Clergy Corner: Christians need authentic faith
Feb 03, 2010 | 1585 views |  0 comments | 21 21 recommendations | email to a friend | print
Recently, I bid farewell to Charles and Jamie Reude—a missionary couple who has spent over two decades in Colombia. The Reudes were guests for a few months in our missionary residence. They came to spend time with family and friends and to take a break from the rigors of service on the mission field.

Getting to know them made a tremendous impression on me. I hated to see them return to Colombia.

Many years ago, Charles and Jamie left for Colombia with two beautiful preschool children. My wife and I have three small children. It would be very difficult for us to liquidate our belongings and leave the privileges and protection of the United States.

For the Reudes, they knew that God had led them to Columbia—a country that has been known for kidnappings, the drug trade, and armed militias. To say that I admire their faith and courage is an understatement.

The Reudes shared with me several stories about how God spared them from explosions in public buildings and close calls with criminals. Soon after their first arrival in Colombia, a large-scale threat almost sent them packing back home. However, their intense commitment to make a difference kept them firmly planted in Medillin, a city of over three million people.

Charles explained to me that he and Jaime had the responsibility of being among only a handful who share the story of Jesus in the city. Medillin has a population comparable to the entire state of Alabama. Charles and Jamie’s sense of purpose has helped them feel at home in their high-rise apartment complex which is guarded 24/7 with well-armed security.

The Reudes’ son and daughter are grown now and live in the United States. Each was raised as a bi-cultural child—fluent in Spanish and English.

Now, the Reudes’ children are successful, well-adjusted young adults. After spending most of their lives in Columbia, they now have a global mindset that you cannot acquire by simply attending a university.

Both children were able to see how diverse and interesting the world can be. Being Caucasian minorities in a unique cultural setting, they now have a love for all people regardless of race, color, or language.

My impression of what it means to be “Christian” was challenged by getting to know this inspiring family. The Reudes took their commitment to follow Jesus to the highest level possible. They left home, family, culture, and security to pursue their calling to bring hope to a dangerous place. Over the course of more than two decades, the Reudes have helped untold thousands of people.

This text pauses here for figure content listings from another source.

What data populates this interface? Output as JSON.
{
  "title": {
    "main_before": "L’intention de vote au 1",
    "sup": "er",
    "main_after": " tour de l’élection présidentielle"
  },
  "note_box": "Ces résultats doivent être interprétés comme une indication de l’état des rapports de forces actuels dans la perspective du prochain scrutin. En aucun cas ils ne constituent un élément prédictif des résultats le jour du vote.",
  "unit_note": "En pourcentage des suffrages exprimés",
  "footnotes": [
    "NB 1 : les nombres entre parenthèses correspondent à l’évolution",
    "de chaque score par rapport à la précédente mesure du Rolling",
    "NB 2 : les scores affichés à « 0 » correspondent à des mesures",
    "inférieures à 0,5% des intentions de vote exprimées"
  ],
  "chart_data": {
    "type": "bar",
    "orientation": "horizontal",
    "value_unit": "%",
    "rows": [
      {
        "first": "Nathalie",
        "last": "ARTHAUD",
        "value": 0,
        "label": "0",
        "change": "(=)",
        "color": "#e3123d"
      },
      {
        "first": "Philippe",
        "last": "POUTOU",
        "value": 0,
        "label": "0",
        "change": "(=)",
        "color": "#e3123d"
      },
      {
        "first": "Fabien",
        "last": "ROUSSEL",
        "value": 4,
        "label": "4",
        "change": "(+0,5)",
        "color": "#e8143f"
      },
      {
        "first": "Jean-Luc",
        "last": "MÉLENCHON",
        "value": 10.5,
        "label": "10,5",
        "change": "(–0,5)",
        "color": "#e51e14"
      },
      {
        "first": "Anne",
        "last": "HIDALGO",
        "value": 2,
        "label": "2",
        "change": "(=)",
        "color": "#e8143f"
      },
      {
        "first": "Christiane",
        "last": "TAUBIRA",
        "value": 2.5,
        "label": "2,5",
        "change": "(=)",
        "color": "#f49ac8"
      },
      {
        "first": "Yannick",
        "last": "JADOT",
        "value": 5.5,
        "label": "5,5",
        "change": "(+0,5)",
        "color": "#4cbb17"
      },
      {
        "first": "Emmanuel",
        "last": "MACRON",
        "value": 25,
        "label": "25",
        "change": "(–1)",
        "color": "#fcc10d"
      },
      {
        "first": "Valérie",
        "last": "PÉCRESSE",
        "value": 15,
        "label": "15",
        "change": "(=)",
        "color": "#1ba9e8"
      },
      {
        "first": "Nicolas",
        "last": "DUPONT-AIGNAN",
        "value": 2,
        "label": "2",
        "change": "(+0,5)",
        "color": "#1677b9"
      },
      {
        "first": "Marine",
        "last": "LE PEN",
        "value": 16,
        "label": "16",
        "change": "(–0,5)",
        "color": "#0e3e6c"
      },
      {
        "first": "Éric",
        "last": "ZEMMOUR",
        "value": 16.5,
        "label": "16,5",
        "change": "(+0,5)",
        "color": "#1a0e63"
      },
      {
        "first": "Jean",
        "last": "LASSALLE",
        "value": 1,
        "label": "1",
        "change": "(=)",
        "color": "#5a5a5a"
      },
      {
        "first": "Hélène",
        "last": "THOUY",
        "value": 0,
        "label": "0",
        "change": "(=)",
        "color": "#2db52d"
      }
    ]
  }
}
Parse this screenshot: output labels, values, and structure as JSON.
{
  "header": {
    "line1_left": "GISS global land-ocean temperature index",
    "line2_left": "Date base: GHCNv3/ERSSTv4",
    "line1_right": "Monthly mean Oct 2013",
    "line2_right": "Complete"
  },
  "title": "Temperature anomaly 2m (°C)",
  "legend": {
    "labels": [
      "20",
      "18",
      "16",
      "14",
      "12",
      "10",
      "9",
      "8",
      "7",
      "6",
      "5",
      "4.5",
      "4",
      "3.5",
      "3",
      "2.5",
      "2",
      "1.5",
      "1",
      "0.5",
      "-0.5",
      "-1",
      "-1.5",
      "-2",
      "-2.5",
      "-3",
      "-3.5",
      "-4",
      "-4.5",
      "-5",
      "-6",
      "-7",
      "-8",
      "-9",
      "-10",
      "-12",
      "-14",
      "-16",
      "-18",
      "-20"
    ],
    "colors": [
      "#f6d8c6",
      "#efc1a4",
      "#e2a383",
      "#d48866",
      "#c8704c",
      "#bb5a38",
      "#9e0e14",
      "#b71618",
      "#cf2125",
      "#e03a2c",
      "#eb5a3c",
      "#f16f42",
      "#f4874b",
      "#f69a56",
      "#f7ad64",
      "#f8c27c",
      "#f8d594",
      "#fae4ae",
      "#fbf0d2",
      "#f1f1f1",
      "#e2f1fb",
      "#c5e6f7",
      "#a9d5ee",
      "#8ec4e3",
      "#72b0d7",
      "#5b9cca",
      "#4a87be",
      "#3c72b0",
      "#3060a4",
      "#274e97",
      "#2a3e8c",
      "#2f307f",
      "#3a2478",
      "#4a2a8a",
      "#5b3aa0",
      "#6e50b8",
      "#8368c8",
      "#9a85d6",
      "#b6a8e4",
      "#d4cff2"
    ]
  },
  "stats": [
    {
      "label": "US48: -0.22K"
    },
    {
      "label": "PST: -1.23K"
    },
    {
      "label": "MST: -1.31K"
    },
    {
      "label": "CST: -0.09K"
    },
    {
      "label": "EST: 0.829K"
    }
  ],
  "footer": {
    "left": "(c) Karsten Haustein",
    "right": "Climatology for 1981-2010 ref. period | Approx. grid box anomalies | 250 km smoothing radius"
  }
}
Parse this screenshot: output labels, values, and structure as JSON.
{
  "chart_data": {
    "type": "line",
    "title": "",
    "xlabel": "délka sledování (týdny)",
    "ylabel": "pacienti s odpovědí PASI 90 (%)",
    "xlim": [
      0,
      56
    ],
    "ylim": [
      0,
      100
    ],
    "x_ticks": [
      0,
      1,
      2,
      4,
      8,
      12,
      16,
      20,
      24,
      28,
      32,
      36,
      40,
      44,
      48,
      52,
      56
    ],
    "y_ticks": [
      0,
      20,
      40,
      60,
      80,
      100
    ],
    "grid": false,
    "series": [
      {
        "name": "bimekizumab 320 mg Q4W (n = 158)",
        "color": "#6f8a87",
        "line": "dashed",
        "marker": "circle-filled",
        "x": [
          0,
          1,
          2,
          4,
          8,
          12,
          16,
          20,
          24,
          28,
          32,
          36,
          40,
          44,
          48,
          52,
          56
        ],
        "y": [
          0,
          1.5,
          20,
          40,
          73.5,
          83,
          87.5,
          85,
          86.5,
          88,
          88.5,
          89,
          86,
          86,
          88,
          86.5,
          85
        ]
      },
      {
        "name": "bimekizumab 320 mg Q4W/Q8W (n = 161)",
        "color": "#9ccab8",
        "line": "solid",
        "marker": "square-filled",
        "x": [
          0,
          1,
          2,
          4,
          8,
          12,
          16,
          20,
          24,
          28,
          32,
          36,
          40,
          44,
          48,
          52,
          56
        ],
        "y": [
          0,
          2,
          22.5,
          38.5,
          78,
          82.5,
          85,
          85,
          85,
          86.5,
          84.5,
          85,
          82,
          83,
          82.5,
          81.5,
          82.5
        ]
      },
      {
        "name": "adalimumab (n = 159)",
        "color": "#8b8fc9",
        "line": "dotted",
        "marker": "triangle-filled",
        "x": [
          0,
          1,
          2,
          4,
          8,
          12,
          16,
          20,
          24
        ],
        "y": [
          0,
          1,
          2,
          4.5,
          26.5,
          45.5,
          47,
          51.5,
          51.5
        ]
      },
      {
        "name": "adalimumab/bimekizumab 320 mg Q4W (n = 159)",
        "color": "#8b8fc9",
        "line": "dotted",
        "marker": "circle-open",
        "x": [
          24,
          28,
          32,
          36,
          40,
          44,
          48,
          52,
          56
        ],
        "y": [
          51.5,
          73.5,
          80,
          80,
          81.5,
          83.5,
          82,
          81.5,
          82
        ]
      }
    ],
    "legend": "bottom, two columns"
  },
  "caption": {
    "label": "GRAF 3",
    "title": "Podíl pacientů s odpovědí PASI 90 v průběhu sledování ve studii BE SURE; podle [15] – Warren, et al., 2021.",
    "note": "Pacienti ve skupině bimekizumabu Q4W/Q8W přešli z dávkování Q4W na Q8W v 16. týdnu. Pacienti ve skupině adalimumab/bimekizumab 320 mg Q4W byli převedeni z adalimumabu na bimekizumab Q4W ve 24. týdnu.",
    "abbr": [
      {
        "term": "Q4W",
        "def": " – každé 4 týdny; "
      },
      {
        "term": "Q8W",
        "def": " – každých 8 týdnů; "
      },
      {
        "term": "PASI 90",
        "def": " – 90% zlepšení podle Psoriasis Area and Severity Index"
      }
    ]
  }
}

Jesus said, “I tell you the truth: No one who has left home or brothers or sisters or mother or father or children or fields for me and the Gospel will fail to receive a hundred times as much in this present age and in the age to come, eternal life” (Mark 10:29-30).

Sometimes we put the articulate, television-friendly preachers and evangelists on a pedestal as examples of “super-Christians.” I have discovered that the real heroes are the unsung ones who quietly put their lives into God’s hands for whatever service He has for them. To live your life in anonymity and wait for an eternal reward is certainly not a popular concept.

Many Christians in our country complain because they feel “persecuted” by the secular culture around them. After spending some time with the Reudes and other missionaries and visiting Christians in various countries, I would be embarrassed to call the limited resistance that I face as a believer in the United States “persecution.”

Perhaps a little suffering would do us some good. If American Christians had to face hardships like those of other Christians in the world, we would stop fussing about petty things and decide to do something significant with our lives.